Benim istediğim elbette ikincisi. Sizin içinde öyleyse ama yöntem problemi yaşıyorsanız çözümü yine Freire verir: Eleştirel Pedagoji. “Eleştirel pedagoji, öğrencileri soru sormaya ve bskın inanç ile pratikleri sorgulamaya sevk eder, basit ama radikal sonuçları olan bir amaçtır bu.”   

Eleştirel pedagojiyi uygulamak epey bir zahmet gerektirir öğretmen için. Daima kendini yenileyen, öğrenen, bilmediğini kabul eden öğretmenler gerektirir.

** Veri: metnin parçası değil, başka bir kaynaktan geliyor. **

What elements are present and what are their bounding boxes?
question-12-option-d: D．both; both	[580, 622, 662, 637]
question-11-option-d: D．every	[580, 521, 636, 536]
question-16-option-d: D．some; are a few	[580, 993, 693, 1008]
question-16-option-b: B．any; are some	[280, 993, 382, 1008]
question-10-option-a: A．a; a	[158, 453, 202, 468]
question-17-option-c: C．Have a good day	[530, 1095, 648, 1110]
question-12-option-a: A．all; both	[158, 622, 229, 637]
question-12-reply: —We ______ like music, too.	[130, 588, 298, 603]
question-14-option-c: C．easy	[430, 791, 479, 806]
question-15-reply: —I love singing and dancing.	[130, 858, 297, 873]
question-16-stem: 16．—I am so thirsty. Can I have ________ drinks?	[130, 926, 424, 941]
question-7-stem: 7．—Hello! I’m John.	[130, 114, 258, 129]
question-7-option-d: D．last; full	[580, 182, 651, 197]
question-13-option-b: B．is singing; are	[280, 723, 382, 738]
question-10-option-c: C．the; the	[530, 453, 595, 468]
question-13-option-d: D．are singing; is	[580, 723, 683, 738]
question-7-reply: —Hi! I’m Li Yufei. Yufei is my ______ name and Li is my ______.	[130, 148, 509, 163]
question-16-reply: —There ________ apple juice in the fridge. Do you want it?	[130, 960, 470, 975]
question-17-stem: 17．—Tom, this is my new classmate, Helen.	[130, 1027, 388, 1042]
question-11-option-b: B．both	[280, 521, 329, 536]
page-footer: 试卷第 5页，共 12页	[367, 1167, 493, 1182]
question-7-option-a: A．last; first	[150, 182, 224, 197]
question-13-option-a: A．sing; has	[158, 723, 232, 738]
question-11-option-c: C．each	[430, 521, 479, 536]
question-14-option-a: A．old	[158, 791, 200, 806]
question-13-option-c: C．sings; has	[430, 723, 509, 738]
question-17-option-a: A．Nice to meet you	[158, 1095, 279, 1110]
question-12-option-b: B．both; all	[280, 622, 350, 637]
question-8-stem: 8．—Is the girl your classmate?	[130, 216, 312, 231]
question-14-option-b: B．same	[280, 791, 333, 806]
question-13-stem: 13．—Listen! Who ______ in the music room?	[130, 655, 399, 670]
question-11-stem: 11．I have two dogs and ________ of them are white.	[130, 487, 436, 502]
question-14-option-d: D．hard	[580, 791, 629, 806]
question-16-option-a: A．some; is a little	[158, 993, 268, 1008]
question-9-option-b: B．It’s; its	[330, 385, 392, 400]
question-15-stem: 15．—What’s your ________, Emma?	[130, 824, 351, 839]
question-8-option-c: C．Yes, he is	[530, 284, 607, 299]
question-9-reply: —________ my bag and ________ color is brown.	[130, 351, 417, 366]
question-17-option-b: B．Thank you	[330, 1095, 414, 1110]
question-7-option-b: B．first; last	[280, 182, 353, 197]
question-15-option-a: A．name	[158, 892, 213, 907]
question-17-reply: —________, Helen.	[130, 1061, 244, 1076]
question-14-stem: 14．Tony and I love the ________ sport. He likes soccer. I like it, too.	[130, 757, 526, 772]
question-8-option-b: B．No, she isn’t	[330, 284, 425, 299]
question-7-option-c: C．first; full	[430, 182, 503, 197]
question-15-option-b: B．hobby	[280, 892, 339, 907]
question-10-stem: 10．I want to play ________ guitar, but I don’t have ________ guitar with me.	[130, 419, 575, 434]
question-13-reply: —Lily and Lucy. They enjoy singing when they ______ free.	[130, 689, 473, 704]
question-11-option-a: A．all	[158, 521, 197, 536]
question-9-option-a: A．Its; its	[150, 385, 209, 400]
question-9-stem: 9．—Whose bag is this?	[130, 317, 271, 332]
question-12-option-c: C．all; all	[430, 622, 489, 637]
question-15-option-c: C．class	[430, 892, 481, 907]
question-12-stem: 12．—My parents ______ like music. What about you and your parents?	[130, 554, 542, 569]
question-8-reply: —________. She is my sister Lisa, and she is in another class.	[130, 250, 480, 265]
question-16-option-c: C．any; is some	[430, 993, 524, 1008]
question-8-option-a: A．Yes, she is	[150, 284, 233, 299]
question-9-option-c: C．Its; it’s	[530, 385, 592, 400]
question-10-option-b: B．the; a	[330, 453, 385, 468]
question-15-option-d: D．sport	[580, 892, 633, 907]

Son Pisa Testi sonuçlarıyla başlayan ve bu yılki üniversite sınavlarında kaydedilen “başarısızlık”la beraber sistem eleştirileri sağanak yağmaya başladı. Tamamen haksızlar diyemeyeceğim ama kaç öğretmen kapısını kapattıktan sonra eleştirel pedagojiye yer veriyor ki derslerinde. Sabahtan akşama kadar konuştuğu dili anlamayan öğrencinin yetişmesine bu yöntemi kullanmayan öğretmenler ön ayak olmuyor mu sizce de?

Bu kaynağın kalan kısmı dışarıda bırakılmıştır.